Beitrag03.01.2012 18:13
Jahreswechsel
von Isa
eBook pdf-Datei Antworten mit Zitat

Hi!
Dies ist nur eine kleine Momentaufnahme und ich fürchte, es ist mir nicht so ganz gelungen, einerseits die Komik aufzuzeigen, die aus der Situation heraus entstanden ist, andererseits über die Frage nachzudenken, wer eigentlich am anderen Ende eines Computers sitzt... (Mit dem Schluss bin ich auch nicht zufrieden...) Ich stells mal (dennoch) rein.


Jahreswechsel

„Mist“, fluchte Julia leise und kippte kurz entschlossen den Inhalt der Flasche ins Waschbecken. Es blubberte, während sie mit heißem Strahl die vanillefarbenen Reste der Reinigungsmilch im Siphon versenkte. Was hatte sie nur falsch gemacht, das Rezept war viele Male erprobt, seit sie vor einem Jahr damit begonnen hatte, Kosmetik selbst herzustellen.

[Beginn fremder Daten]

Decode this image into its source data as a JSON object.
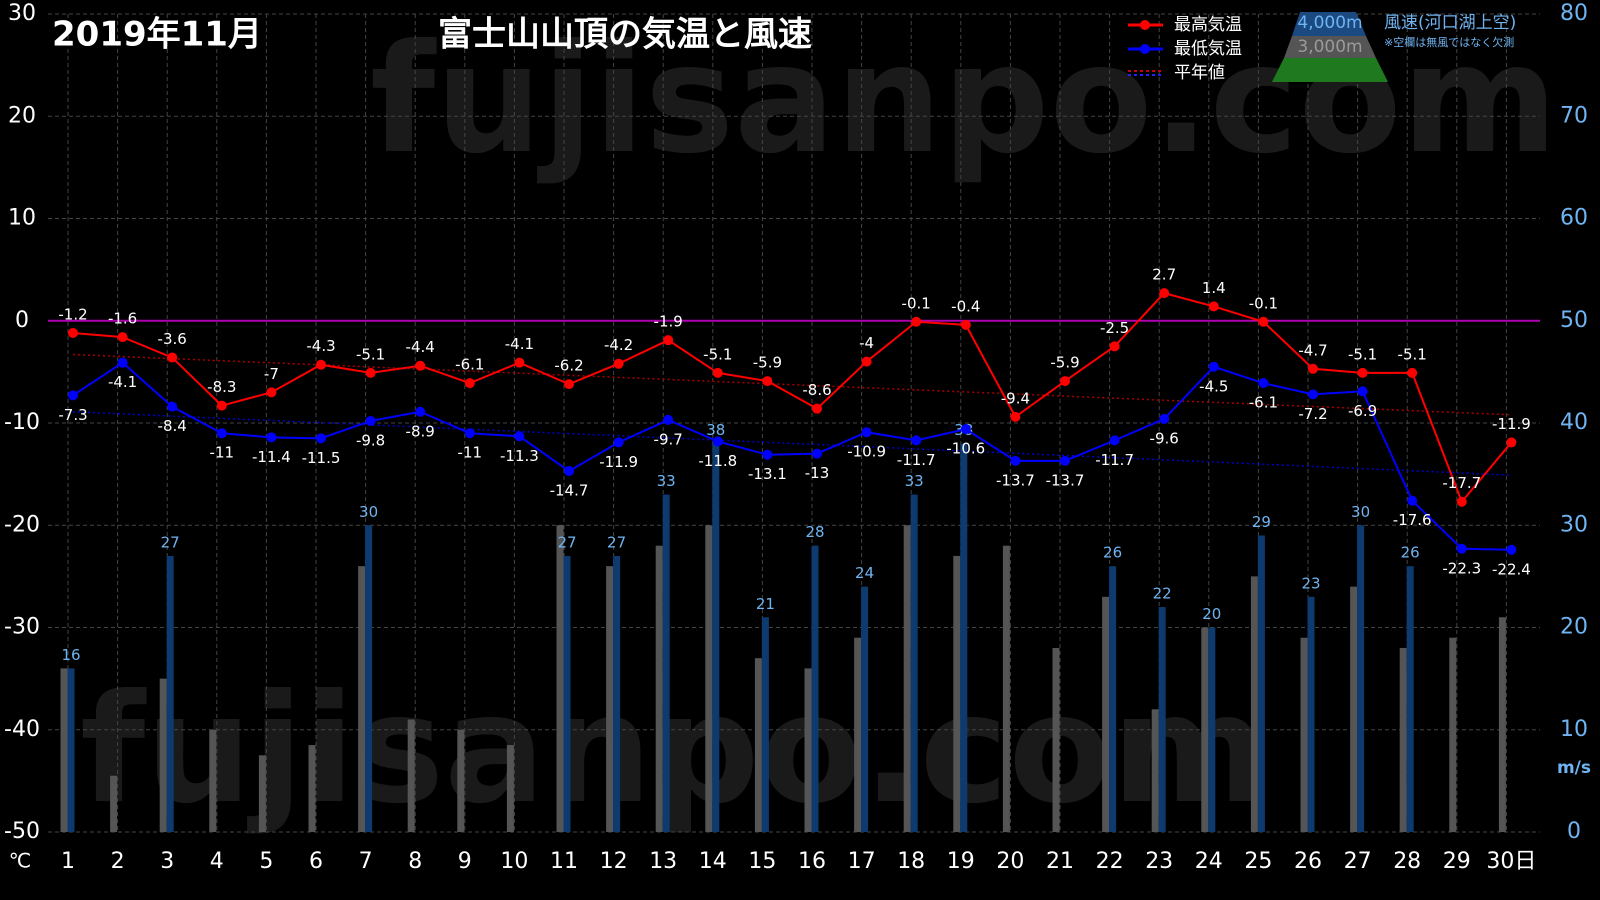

Es war bestimmt das Wildrosenöl schuld, das immer ein wenig tranig roch und auch im Kühlschrank  nicht lange hielt, grübelte Julia fieberhaft, während sie im Geiste die Rezeptur abrief. Wildrosenöl, Emulgator, Orangenblütenwasser und Auszüge von Gurke oder Olive, welche die Haut vor Feuchtigkeitsverlust schützen sollten. Auch wenn Julia kurz vor Jahreswechsel eigentlich Wichtigeres zu tun gehabt hätte, holte sie ihr Rührbuch hervor, studierte sorgfältig die Anleitung, stellte die Substanzen zusammen und begann von Neuem zu mischen.

Die  kleine Digitalwaage, die sie zu Weihnachten bekommen hatte, machte sie Sache wesentlicher leichter, wenn es auch schnell gehen musste, da die Anzeige im Minutentakt erlosch. Angestrengt maß sie das Hydrolat ab, gab in ein zweites Becherglas das Öl mit der Sheabutter hinein und stellte beides auf die Herdplatte, da die Flüssigkeiten auf siebzig Grad erhitzt werden mussten, um sich anschließend durch Zusammengießen und kräftiges Rühren zu einer geschmeidigen, duftenden Emulsion zu verbinden.

Von duftend konnte keine Rede sein, musste Julia sich eingestehen, während sie betrübt mit einem dünnen Glasstäbchen im Orangenblütenwasser rührte. Es stieg ihr ein unangenehm scharfer, geradezu fauliger Geruch in die Nase, vermutlich wurde das Parfum durch die Wärme verstärkt. Alarmiert roch Julia an der braunen Apothekerflasche, die sie bei einem neuen Versand kostengünstig im Angebot erworben hatte, der sein Lager zum Ende des Jahres räumen wollte.

Wenigstens war der Übeltäter entlarvt. Julia eilte zum Computer, da die Feiertage vor der Türe standen und sie ohne Hydrolat nicht mischen konnte, und rief die Internetseite ihres vertrauten Händlers ab. Zum Glück war das Passwort gespeichert. Neroli, tippte Julia bereits ein wenig getröstet in die Tastatur, benannt nach dem gleichnamigen ätherischen Öl, das das aus der Blüte des Orangenbaumes gewonnen wird. Orangenblüten wurde eine anregende, leicht stimmungshebende Wirkung nachgesagt, wie Julia dankbar feststellen konnte. Rasch gab sie den gewünschten Artikel ein und ab ging die Post. Sekunden später erhielt sie eine automatische Email-Bestätigung mit der Aufforderung, Vorabkasse zu leisten.
„Vorabkasse“, sie hatte noch nie Vorabkasse gemacht, ein Verfahren, das alles verzögerte, sondern bislang unbürokratisch und vor allem schnell die Ware gegen Rechnung erhalten.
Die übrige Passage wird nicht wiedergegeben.